In Trang, considered a typical Thai town, the bus station is semi-deserted in the afternoon heat. I climb in a songthaew and the driver keeps me company while we wait for enough clients. He is divorced, his wife has obtained custody of the children, and he lives a lonely life. I pity him, though he assures me with serenity that he is quite happy eating, sleeping, and reading the newspaper every day. At the train station, I manage to book a lower berth to Phetchaburi, despite prior warnings that the train would be full. I have some time to kill before the departure, so I roam around and stumble upon a market. It is almost closing time, and tired vendors clean up their stalls almost mechanically, as if this would make any difference among all the piles of dirt. A fat white cat has its overdose of beauty sleep, while rats run back and forth a few meters away. The place begs to be photographed, but I am too conspicuous, a farang in this market for locals. All eyes are fixed on me, and I sheepishly abandon my endeavor. It was an insignificant moment at the time, but the beginning of something in the larger story of my trip.
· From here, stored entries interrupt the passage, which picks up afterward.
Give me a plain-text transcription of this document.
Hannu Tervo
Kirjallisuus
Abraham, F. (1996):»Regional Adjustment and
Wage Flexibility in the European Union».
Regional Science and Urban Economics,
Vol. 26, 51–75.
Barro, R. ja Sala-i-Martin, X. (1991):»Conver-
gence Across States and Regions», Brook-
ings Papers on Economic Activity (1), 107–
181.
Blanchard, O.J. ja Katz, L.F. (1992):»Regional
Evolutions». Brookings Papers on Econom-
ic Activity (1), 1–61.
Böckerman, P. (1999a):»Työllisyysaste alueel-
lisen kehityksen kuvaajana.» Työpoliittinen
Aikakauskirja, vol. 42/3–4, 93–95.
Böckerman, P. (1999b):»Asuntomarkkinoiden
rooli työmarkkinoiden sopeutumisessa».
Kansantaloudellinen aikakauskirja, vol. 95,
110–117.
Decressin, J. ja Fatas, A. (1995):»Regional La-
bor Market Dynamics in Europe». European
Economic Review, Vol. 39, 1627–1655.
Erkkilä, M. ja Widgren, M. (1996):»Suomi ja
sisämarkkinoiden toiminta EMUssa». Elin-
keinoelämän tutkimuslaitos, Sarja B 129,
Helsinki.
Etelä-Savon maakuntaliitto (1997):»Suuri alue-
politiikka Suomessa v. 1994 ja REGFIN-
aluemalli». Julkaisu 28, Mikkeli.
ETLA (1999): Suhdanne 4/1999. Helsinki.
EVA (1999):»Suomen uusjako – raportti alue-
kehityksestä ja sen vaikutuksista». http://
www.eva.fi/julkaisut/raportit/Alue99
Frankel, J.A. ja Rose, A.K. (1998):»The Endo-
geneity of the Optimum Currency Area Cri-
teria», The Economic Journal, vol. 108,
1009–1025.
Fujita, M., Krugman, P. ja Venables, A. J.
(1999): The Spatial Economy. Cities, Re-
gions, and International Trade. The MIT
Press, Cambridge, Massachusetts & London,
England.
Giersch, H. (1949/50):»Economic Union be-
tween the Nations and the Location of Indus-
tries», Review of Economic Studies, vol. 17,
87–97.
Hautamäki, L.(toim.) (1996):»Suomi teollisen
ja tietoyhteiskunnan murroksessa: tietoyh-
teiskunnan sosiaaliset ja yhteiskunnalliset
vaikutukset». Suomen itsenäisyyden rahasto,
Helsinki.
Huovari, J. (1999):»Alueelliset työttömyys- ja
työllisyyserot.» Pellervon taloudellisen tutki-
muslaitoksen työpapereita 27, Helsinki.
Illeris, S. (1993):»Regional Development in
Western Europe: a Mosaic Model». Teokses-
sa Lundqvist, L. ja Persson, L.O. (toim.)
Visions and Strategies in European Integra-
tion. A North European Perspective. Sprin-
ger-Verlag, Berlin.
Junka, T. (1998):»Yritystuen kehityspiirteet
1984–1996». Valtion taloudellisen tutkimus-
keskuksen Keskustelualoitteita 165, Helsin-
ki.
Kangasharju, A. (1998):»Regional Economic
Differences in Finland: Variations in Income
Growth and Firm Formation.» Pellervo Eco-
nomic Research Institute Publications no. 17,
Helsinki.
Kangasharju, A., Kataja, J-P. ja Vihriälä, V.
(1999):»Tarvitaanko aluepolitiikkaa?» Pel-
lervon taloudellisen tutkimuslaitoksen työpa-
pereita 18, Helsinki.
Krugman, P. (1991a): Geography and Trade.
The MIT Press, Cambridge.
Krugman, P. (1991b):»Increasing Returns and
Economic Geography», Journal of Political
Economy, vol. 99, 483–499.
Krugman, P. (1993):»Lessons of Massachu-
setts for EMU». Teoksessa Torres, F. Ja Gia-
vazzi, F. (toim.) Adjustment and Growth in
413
Surprisingly the train is made up of a single open compartment, and not separate cabins, as I had expected. My berth consists initially in two facing seats, and I switch between them to spy on my fellow passengers. They are all Thais: a couple in their 40s taking all sorts of affectionate postures, a lonely man with his bottle and dubious suitcase, two children intermittently falling asleep on their grandma. A few hours later we reach a major transportation hub and the car fills with passengers. The Eastern Oriental Express, a luxury train that revives the golden age of railway travel, pulls up next to us, and through our windows we see wooden bedroom suites and glowing dining cars. From one, four elderly Americans around their opulent dinner table wave to me and raise their glasses. Yep.
At nightfall, the car attendant fastidiously mounts and equips each berth; suddenly everyone can pull a curtain and have their private space, and the car undergoes a radical transformation. They turn on the A/C generously and, after putting on my only long-sleeved shirt, I still have to wrap myself in the towel they gave me to keep warm. I wake up at 4:00am after repeated nightmares about missing my stop. Everyone in the car is sound asleep, and a neatly ironed uniform hanging besides a berth informs the needy passenger where the attendant is sleeping. One hour later, a sleepy assistant announces me that my stop is coming up next. When I leave the cryogenic train, my glasses fog up, obstructing my first view of Phetchaburi.